Le rôle des médias sociaux pendant la pandémie
Les plateformes de médias sociaux comptent divertir près de 4,6 milliards de personnes du monde entier. Les principales plateformes Facebook, Instagram, Twitter et YouTube sont parmi les principaux contributeurs à la création d’une plateforme bien connectée pour les utilisateurs actifs. Les nouvelles et les mises à jour se sont répandues en quelques secondes sur ces plateformes atteignant des millions de personnes, plus rapidement que celle diffusée par les chaînes de télévision. Ainsi, lorsqu’il s’agit de diffuser des informations, les plateformes de médias sociaux sont le plus grand support.

À l’heure actuelle, chaque plate-forme s’efforce de créer le canal le plus sûr pour diffuser des informations et apaiser les gens tout en les guidant sur les ravages de la pandémie et les moyens par lesquels ils peuvent se sauver. Dans cette lutte, discutons du rôle de Twitter, l’une des plateformes de médias sociaux les plus fréquentées.

Comment Twitter prend soin de ses utilisateurs
Twitter est une plate-forme gratuite pour socialiser. Grâce à l’utilisation de hashtags et d’une interface transparente, les utilisateurs sont connectés les uns aux autres malgré la région à laquelle ils appartiennent. Au cours des trois premiers mois de 2020, les utilisateurs actifs sur Twitter ont maximisé, ce qui reflète son authenticité et son positionnement parmi les utilisateurs de médias sociaux actifs. En fait, l’engagement publicitaire sur Twitter est en hausse de 23%.

Avec le début de la pandémie, les plateformes de médias sociaux doivent faire face à un certain nombre d’accusations. L’une des accusations les plus importantes était la diffusion de fausses informations.

La désinformation interdite de la plateforme
Twitter a condamné toute diffusion d’informations trompeuses sur sa plateforme. Alors que la plate-forme divertit des millions d’utilisateurs, la propagation de la désinformation créait la panique parmi les utilisateurs et les induisait en erreur gravité de la pandémie. Enfin, la plate-forme de microblogage a été mise à jour et toute information vérifiée comme fausse ou manipulatrice est instantanément supprimée. Tout comme Facebook, la plateforme a commencé à promouvoir l’information en la vérifiant à partir de sources crédibles. Qu’il s’agisse des statistiques mondiales des dépenses de santé ou du nombre de patients infectés dans le monde, les chiffres exacts ont commencé à se répandre.

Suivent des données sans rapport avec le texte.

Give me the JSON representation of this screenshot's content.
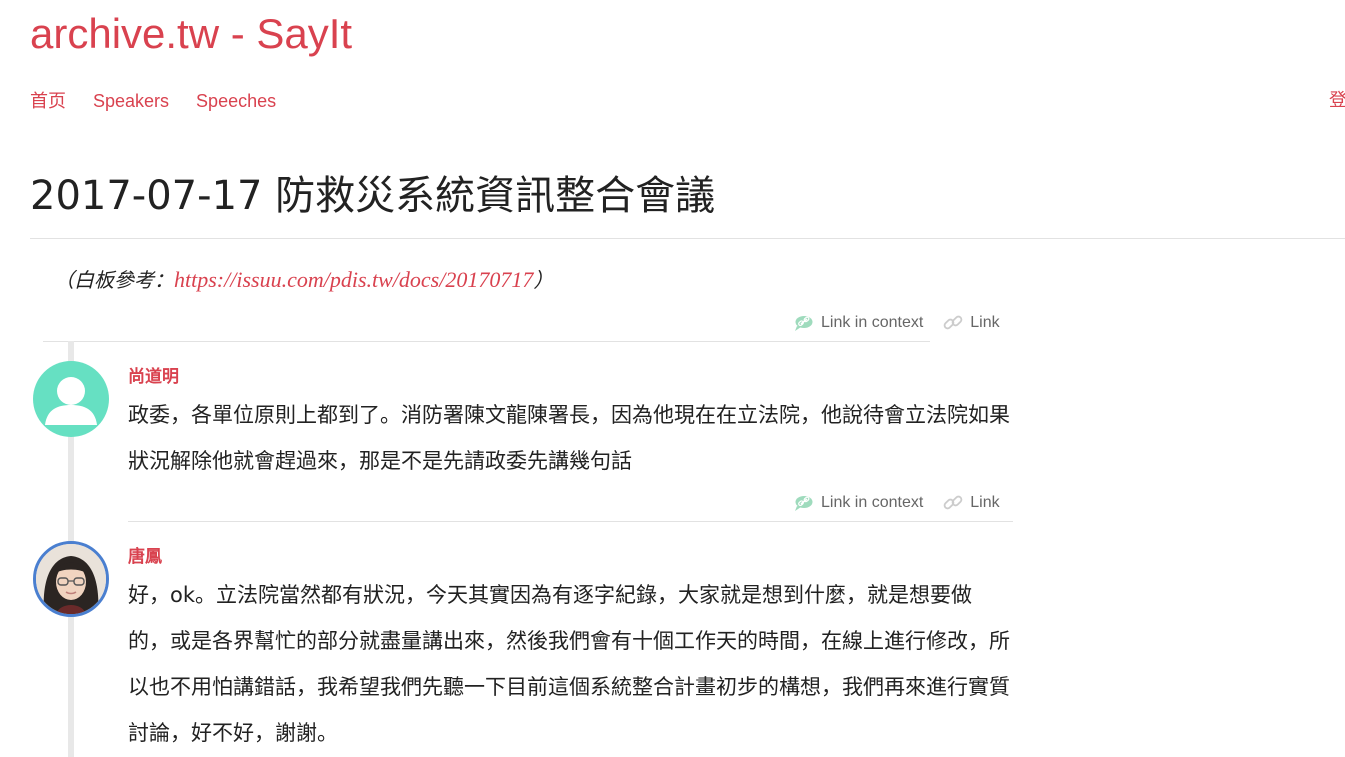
{
  "site": {
    "title": "archive.tw - SayIt"
  },
  "nav": {
    "items": [
      {
        "label": "首页"
      },
      {
        "label": "Speakers"
      },
      {
        "label": "Speeches"
      }
    ],
    "login_label": "登"
  },
  "page": {
    "title": "2017-07-17 防救災系統資訊整合會議",
    "note": {
      "prefix": "（白板參考：",
      "link": "https://issuu.com/pdis.tw/docs/20170717",
      "suffix": "）"
    }
  },
  "speech_links": {
    "context_label": "Link in context",
    "link_label": "Link"
  },
  "speeches": [
    {
      "speaker": "尚道明",
      "avatar_icon": "default-user-avatar-icon",
      "text": "政委，各單位原則上都到了。消防署陳文龍陳署長，因為他現在在立法院，他說待會立法院如果狀況解除他就會趕過來，那是不是先請政委先講幾句話"
    },
    {
      "speaker": "唐鳳",
      "avatar_icon": "speaker-photo-avatar",
      "text": "好，ok。立法院當然都有狀況，今天其實因為有逐字紀錄，大家就是想到什麼，就是想要做的，或是各界幫忙的部分就盡量講出來，然後我們會有十個工作天的時間，在線上進行修改，所以也不用怕講錯話，我希望我們先聽一下目前這個系統整合計畫初步的構想，我們再來進行實質討論，好不好，謝謝。"
    }
  ],
  "colors": {
    "accent": "#d9424f",
    "avatar_default": "#66e0c2",
    "avatar_border": "#4a7fd0",
    "link_icon": "#9fdbbd"
  }
}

Parmi les aspects importants observés pour interdire le contenu, il y avait des informations fausses sur les personnes affectées, les raisons qui ont déclenché les allégations de virus selon lesquelles des groupes ou communautés religieuses spécifiques sont sujets à la maladie, au racisme et à la discrimination. Tout ce qui se rapporte à ces aspects est supprimé et interdit en un instant.

En dehors de cela, les autorités de Twitter ont également informé des efforts déployés pour automatiser la suppression des messages abusifs et manipulés. Avec l’aide de l’apprentissage automatique, la plateforme est examinée attentivement et tout contenu pouvant nuire à une personne est limité à partager ou à publier. En ces termes, les autorités ont fait valoir leur point de vue sur les mises à jour: «Comme nous l’avons dit à de nombreuses reprises, notre approche de la protection de la conversation publique n’est jamais statique. C’est particulièrement pertinent en ces temps sans précédent. Nous avons l’intention de revoir notre réflexion quotidiennement et nous veillerons à partager ici les mises à jour sur toute nouvelle clarification de nos règles ou changements majeurs. à la façon dont nous les appliquons « ,

Twitter fait don d’un million de dollars pour soutenir le journalisme pendant la pandémie
Juste au moment où les nouvelles sur l’interdiction des informations trompeuses sur Twitter faisaient la une des journaux, Twitter a publié une nouvelle mise à jour sur sa contribution. La plate-forme fait don d’un million de dollars à deux organisations, la Fondation internationale des médias pour les femmes et le Comité pour la protection des journalistes, afin de publier des informations authentiques sur la pandémie de COVID-19. Cela s’avère être un grand pas pour garder le monde à l’abri de la pandémie en guidant de plus en plus de personnes sur les moyens de prévenir les affections. Le journaliste fera la lumière sur toutes les histoires qui peuvent se révéler utiles pour lutter contre l’épidémie.